[quote author=“dumanis”]But since you are so vehemently arguing that one’s integrity has no bearing on the truth of their arguments (which sentiment I opened my last post with!), why do you not think it pointless to impugn me on a very similar charge of the honesty of my intentions (“distraction,” “unbecoming”)? Isn’t this pretty much just a form of ad tuum?
Not especially. Not that I was impugning your integrity yet. I might be guided in an evaluation of the sincerity of your beliefs by many things. Referring me to what you have written as a form of argument is not a great start where I am concerned. Who has vetted your work?
Isn’t it also true that if there really are facts at issue, then personal integrity is irrelevant? If everyone knows the facts, then nobody’s lying makes one whit of difference. The fact is that it is Christianity which produces nothing that compels belief in its mythology or persuades anything but blind obedience to its instruction. The claims of any of thousands of other “belief” systems are no less persuasive, and that is what its critics are beginning to mention these days.
Perhaps you would care to list the compelling facts for us! An eternity in heaven or hell for sheep and goats respectively? I think somebody else thought of that one first. A “savior” that rescues us from original sin? How so? Persuade me that the concept is in any way unique. You may have to show me the money.

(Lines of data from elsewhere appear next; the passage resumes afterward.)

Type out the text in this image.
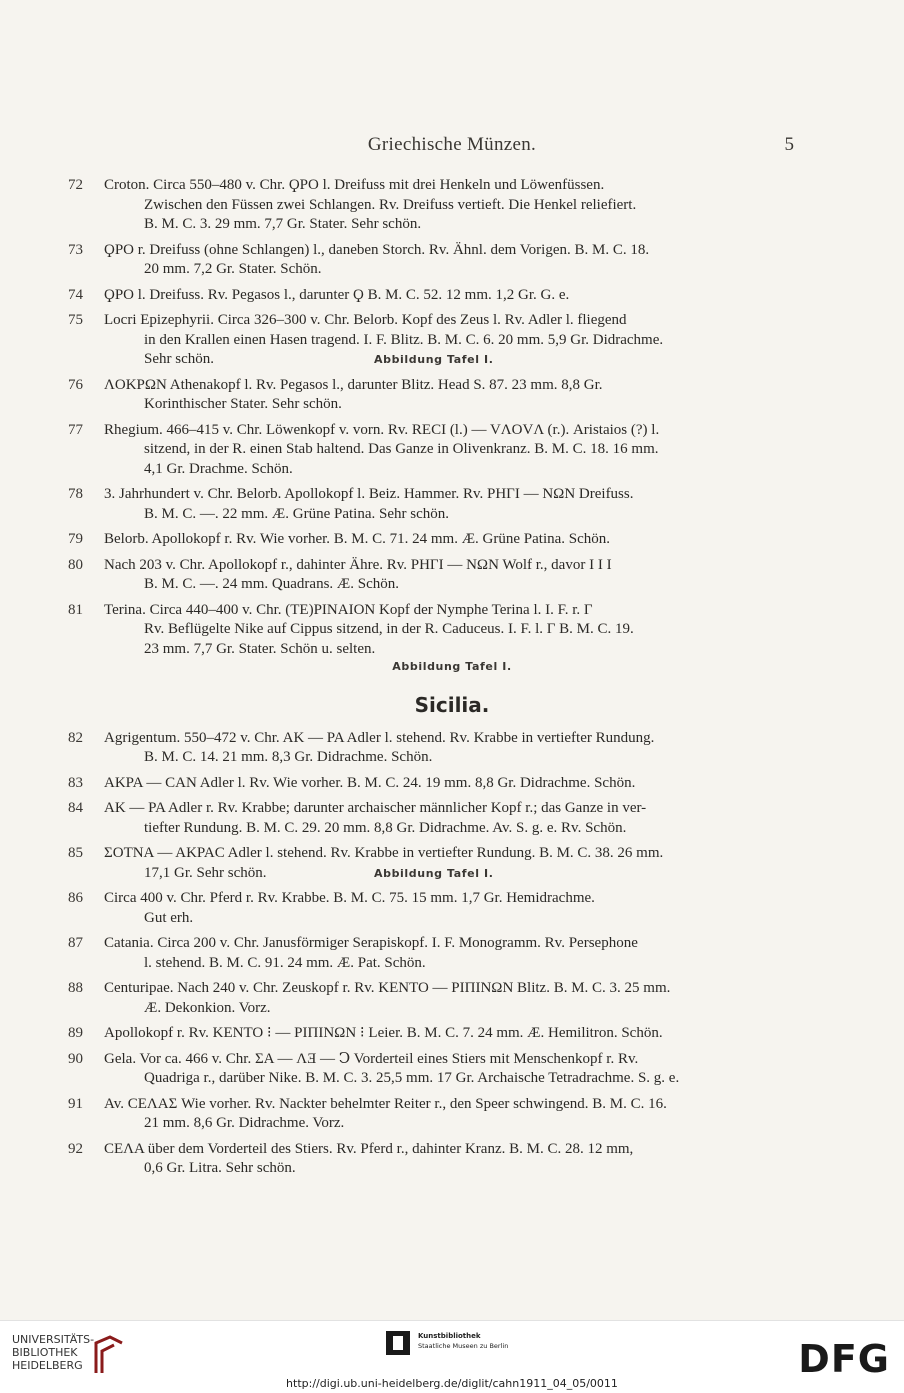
Griechische Münzen.	5
72	Croton. Circa 550–480 v. Chr. ϘPO l. Dreifuss mit drei Henkeln und Löwenfüssen.
Zwischen den Füssen zwei Schlangen. Rv. Dreifuss vertieft. Die Henkel reliefiert.
B. M. C. 3. 29 mm. 7,7 Gr. Stater. Sehr schön.
73	ϘPO r. Dreifuss (ohne Schlangen) l., daneben Storch. Rv. Ähnl. dem Vorigen. B. M. C. 18.
20 mm. 7,2 Gr. Stater. Schön.
74	ϘPO l. Dreifuss. Rv. Pegasos l., darunter Ϙ B. M. C. 52. 12 mm. 1,2 Gr. G. e.
75	Locri Epizephyrii. Circa 326–300 v. Chr. Belorb. Kopf des Zeus l. Rv. Adler l. fliegend
in den Krallen einen Hasen tragend. I. F. Blitz. B. M. C. 6. 20 mm. 5,9 Gr. Didrachme.
Sehr schön.	Abbildung Tafel I.
76	ΛOKPΩN Athenakopf l. Rv. Pegasos l., darunter Blitz. Head S. 87. 23 mm. 8,8 Gr.
Korinthischer Stater. Sehr schön.
77	Rhegium. 466–415 v. Chr. Löwenkopf v. vorn. Rv. RECI (l.) — VΛOVΛ (r.). Aristaios (?) l.
sitzend, in der R. einen Stab haltend. Das Ganze in Olivenkranz. B. M. C. 18. 16 mm.
4,1 Gr. Drachme. Schön.
78	3. Jahrhundert v. Chr. Belorb. Apollokopf l. Beiz. Hammer. Rv. PHΓI — NΩN Dreifuss.
B. M. C. —. 22 mm. Æ. Grüne Patina. Sehr schön.
79	Belorb. Apollokopf r. Rv. Wie vorher. B. M. C. 71. 24 mm. Æ. Grüne Patina. Schön.
80	Nach 203 v. Chr. Apollokopf r., dahinter Ähre. Rv. PHΓI — NΩN Wolf r., davor I I I
B. M. C. —. 24 mm. Quadrans. Æ. Schön.
81	Terina. Circa 440–400 v. Chr. (TE)PINAION Kopf der Nymphe Terina l. I. F. r. Γ
Rv. Beflügelte Nike auf Cippus sitzend, in der R. Caduceus. I. F. l. Γ B. M. C. 19.
23 mm. 7,7 Gr. Stater. Schön u. selten.
Abbildung Tafel I.
Sicilia.
82	Agrigentum. 550–472 v. Chr. AK — PA Adler l. stehend. Rv. Krabbe in vertiefter Rundung.
B. M. C. 14. 21 mm. 8,3 Gr. Didrachme. Schön.
83	AKPA — CAN Adler l. Rv. Wie vorher. B. M. C. 24. 19 mm. 8,8 Gr. Didrachme. Schön.
84	AK — PA Adler r. Rv. Krabbe; darunter archaischer männlicher Kopf r.; das Ganze in ver-
tiefter Rundung. B. M. C. 29. 20 mm. 8,8 Gr. Didrachme. Av. S. g. e. Rv. Schön.
85	ƩOTNA — AKPAC Adler l. stehend. Rv. Krabbe in vertiefter Rundung. B. M. C. 38. 26 mm.
17,1 Gr. Sehr schön.	Abbildung Tafel I.
86	Circa 400 v. Chr. Pferd r. Rv. Krabbe. B. M. C. 75. 15 mm. 1,7 Gr. Hemidrachme.
Gut erh.
87	Catania. Circa 200 v. Chr. Janusförmiger Serapiskopf. I. F. Monogramm. Rv. Persephone
l. stehend. B. M. C. 91. 24 mm. Æ. Pat. Schön.
88	Centuripae. Nach 240 v. Chr. Zeuskopf r. Rv. KENTO — PIΠINΩN Blitz. B. M. C. 3. 25 mm.
Æ. Dekonkion. Vorz.
89	Apollokopf r. Rv. KENTO ⁝ — PIΠINΩN ⁝ Leier. B. M. C. 7. 24 mm. Æ. Hemilitron. Schön.
90	Gela. Vor ca. 466 v. Chr. ƩA — ΛƎ — Ↄ Vorderteil eines Stiers mit Menschenkopf r. Rv.
Quadriga r., darüber Nike. B. M. C. 3. 25,5 mm. 17 Gr. Archaische Tetradrachme. S. g. e.
91	Av. CEΛAΣ Wie vorher. Rv. Nackter behelmter Reiter r., den Speer schwingend. B. M. C. 16.
21 mm. 8,6 Gr. Didrachme. Vorz.
92	CEΛA über dem Vorderteil des Stiers. Rv. Pferd r., dahinter Kranz. B. M. C. 28. 12 mm,
0,6 Gr. Litra. Sehr schön.
UNIVERSITÄTS-
BIBLIOTHEK
HEIDELBERG
Kunstbibliothek
Staatliche Museen zu Berlin	DFG
http://digi.ub.uni-heidelberg.de/diglit/cahn1911_04_05/0011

You are left attempting to hold the critique of Christianity to account armed with nothing but weak attempts to frame the debate as a discussion among equals.
[quote author=“dumanis”]But it is impossible to erase some element, so way, of fear from the moral equation. I have not completely worked this out, but someone will always be there to enforce the rules.
I am waiting with baited breath for you to work this one out. Any time. I am aware of the difference between a real cop armed with a truncheon and, say, an invisible sky god armed with an invisible sky truncheon.
To argue that lying is wrong “because we have the prima facie obligation to tell the truth to other rational agents,” is to argue that lying is wrong because lying is wrong.
Not my argument, but I’ll try to tweak it so it looks good to me: We do not “have” a prima facie obligation to tell (or believe) the truth. We ‘find’ it prudent to tell the truth (when facts are at hand, but are not available to all) since we understand the effect it might have on us were the situation to be reversed. I think that is what it means to be a “rational agent”. If we do not understand the reciprocity, one could make the case that we are not entirely rational. I think we do the best research we can and then rely on trusting others. Morality does not save us the obligation of due diligence and understanding the “doubt” part of “reasonable doubt”. Theistic morality looks like nothing so much as a way to wriggle out of living with the obligations of due diligence and reasonable doubt in order to get to the other side of the equation in what we believe.
I am satisfied with an evolutionary origin for “rationality”. We talk about it a lot, but nobody ever really compares it with anything that might serve as a standard of “rationality”. You can fool some of the people some of the time; we can fool ourselves some of the time. I think Freud said that.
To apply this to any examples in the discourse between theology and atheism, one must first presume that any “facts” are at hand. There is no such thing as lying when no facts are present. Making promises on which no one can deliver is another can of worms entirely, especially if the aim of the promise is to induce fear and obedience. Call it intimidation if you like, but I do not place it under the rubric of “lying”.